Hauke Goos: Wir haben in allen Gesprächen, ohne Ausnahme, festgestellt, dass diese Menschen froh sind, über ihre Gefühle einmal sprechen zu können. Unsere Neugier war echt, wir waren an den Antworten und Geschichten wirklich interessiert. Ich denke, das haben diese Zeitzeugen gespürt.

An welchem Erinnerungsstück und der damit verbundenen Geschichte in Ihrem Buch hängt besonders Ihr Herz?

Annette Goos: Wir haben, als wir schon fast fertig mit der Recherche waren, eine Frau getroffen, sie war Mitte 80. Sie erzählte uns, wie sie nach dem Krieg als kleines Mädchen in ein russisches Arbeitslager gebracht wurde. Wie sie gehungert hatte, wie sie ihre Mutter sterben sah, wie sie mutterseelenallein in einem Kinderheim unterkam. Die ganze Zeit über hatte sie sich an ein Fotoalbum mit Bildern aus ihrer glücklichen Kindheit geklammert, das hatte sie auf ihrer Odyssee dabei. Es half ihr zu überleben. Und während sie von diesem Grauen erzählte, saß sie vor uns, eine beeindruckende Frau mit einer unglaublich positiven Ausstrahlung. Wie sie das alles ausgehalten hat, haben wir sie gefragt. Ihre Antwort: Man könne solche Erlebnisse nicht aufarbeiten. Sie habe nach dem Krieg einfach gelebt, gelebt, gelebt.

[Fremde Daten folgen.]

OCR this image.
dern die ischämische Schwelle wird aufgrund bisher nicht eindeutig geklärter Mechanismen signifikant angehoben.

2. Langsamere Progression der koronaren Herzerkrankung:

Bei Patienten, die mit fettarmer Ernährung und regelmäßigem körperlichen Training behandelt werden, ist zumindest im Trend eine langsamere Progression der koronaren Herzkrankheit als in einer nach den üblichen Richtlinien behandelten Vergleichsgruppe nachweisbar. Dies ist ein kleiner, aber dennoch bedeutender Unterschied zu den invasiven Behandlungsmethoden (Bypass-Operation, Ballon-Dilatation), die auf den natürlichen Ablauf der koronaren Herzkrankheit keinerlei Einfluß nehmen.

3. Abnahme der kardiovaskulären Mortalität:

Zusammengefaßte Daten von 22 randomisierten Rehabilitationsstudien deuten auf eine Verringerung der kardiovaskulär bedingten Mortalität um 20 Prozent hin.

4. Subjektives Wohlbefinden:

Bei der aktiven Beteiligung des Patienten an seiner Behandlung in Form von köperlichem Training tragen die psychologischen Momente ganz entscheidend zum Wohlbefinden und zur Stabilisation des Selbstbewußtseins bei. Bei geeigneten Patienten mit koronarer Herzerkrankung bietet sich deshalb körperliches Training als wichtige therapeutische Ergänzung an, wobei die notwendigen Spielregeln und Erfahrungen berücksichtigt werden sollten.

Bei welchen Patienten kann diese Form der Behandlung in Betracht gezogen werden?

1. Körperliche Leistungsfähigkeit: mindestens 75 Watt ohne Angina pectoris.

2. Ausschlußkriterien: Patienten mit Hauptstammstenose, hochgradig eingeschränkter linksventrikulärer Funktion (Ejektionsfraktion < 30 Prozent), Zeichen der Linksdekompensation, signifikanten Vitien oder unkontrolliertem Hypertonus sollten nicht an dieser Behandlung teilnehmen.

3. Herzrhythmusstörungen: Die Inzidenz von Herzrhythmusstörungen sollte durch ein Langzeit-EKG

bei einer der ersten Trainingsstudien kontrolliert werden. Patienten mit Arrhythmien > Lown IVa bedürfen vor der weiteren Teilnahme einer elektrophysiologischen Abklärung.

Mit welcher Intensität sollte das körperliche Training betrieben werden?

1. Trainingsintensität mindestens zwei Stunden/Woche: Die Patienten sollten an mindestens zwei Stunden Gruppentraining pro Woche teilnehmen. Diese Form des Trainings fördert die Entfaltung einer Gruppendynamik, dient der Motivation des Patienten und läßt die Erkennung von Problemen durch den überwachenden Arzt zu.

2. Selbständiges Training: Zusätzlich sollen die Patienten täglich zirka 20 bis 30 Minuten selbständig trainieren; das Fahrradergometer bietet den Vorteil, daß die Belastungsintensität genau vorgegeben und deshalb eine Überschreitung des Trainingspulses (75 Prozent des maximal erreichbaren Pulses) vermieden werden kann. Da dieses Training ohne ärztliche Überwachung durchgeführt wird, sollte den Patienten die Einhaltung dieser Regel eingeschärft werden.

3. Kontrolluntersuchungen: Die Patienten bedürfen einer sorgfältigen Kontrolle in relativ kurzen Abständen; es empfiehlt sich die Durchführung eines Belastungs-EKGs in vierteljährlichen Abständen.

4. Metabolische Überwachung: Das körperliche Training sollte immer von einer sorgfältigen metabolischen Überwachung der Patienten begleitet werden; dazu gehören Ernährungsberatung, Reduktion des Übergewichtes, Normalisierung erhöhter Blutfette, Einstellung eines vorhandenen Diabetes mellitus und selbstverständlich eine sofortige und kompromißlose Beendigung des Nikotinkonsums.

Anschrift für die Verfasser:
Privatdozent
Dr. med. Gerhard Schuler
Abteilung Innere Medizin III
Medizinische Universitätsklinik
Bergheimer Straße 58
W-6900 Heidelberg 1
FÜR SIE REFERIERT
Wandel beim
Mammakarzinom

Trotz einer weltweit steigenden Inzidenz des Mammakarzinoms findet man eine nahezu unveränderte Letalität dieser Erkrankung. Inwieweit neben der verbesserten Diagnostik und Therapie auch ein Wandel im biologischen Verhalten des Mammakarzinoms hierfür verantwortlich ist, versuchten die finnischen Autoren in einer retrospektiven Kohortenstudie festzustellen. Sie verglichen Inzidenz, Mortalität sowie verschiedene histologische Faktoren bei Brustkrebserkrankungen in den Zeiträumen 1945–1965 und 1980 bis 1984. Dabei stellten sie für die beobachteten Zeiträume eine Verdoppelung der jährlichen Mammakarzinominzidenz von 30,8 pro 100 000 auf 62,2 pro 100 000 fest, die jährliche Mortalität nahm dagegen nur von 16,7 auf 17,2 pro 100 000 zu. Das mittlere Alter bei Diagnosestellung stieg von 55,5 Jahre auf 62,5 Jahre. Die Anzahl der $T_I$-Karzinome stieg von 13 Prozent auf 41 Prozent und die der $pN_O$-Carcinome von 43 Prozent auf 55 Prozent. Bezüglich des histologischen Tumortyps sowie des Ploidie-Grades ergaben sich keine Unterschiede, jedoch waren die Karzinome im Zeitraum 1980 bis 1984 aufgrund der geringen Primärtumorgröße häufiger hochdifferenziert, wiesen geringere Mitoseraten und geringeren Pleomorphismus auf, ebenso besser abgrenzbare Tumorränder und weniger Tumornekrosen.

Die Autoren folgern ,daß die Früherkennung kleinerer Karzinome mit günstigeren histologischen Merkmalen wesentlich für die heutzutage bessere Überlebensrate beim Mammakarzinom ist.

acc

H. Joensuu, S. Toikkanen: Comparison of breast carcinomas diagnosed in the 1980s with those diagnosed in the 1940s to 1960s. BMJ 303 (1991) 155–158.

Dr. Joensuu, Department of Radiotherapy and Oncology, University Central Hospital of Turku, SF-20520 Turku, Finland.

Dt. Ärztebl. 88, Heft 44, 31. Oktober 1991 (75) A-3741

Was hat Sie in Ihren Gesprächen besonders berührt und welche persönliche Erkenntnis nehmen Sie aus der Beschäftigung mit dem Thema mit?

Annette Goos: Uns ist durch die Gespräche noch einmal klar geworden, was diese Generation durchgemacht, was sie geleistet hat. Für uns Kriegsenkel bleibt die Erkenntnis: Selbst wenn das Verhältnis zu den eigenen Eltern schwierig ist, geht es nicht um Vorwürfe oder Schuld, sondern um Verständnis.

Hauke Goos: Das ist auch ein großer Trost. Unsere Eltern haben getan, wozu sie in der Lage waren. Der Krieg hat sie beschädigt, das Erlebte hat sie sprachlos gemacht. Am Ende sind sie immer auch Kinder ihrer Zeit. Die insgesamt 36 Begegnungen haben uns geholfen, auch unsere eigenen Eltern mit anderen Augen zu sehen.

Annette und Hauke Goos stehen an der Außenalster.© Dmitrij Leltschuk

Annette Goos, Jahrgang 1967, studierte Psychologie und Publizistik, bevor sie als Reporterin zum Fernsehen ging. Seit einigen Jahren verfasst sie Biografien unter dem Titel „100 Fragen – eine Bilanz“.

Hauke Goos, Jahrgang 1966, arbeitete nach dem Geschichtsstudium zunächst für das SAT.1-Magazin „Akte“, ehe er 1999 zum Magazin „Spiegelreporter“ kam. Von 2001 bis 2022 schrieb er für das Reportagenressort des „Spiegel“. Heute leitet er dort das Sportressort.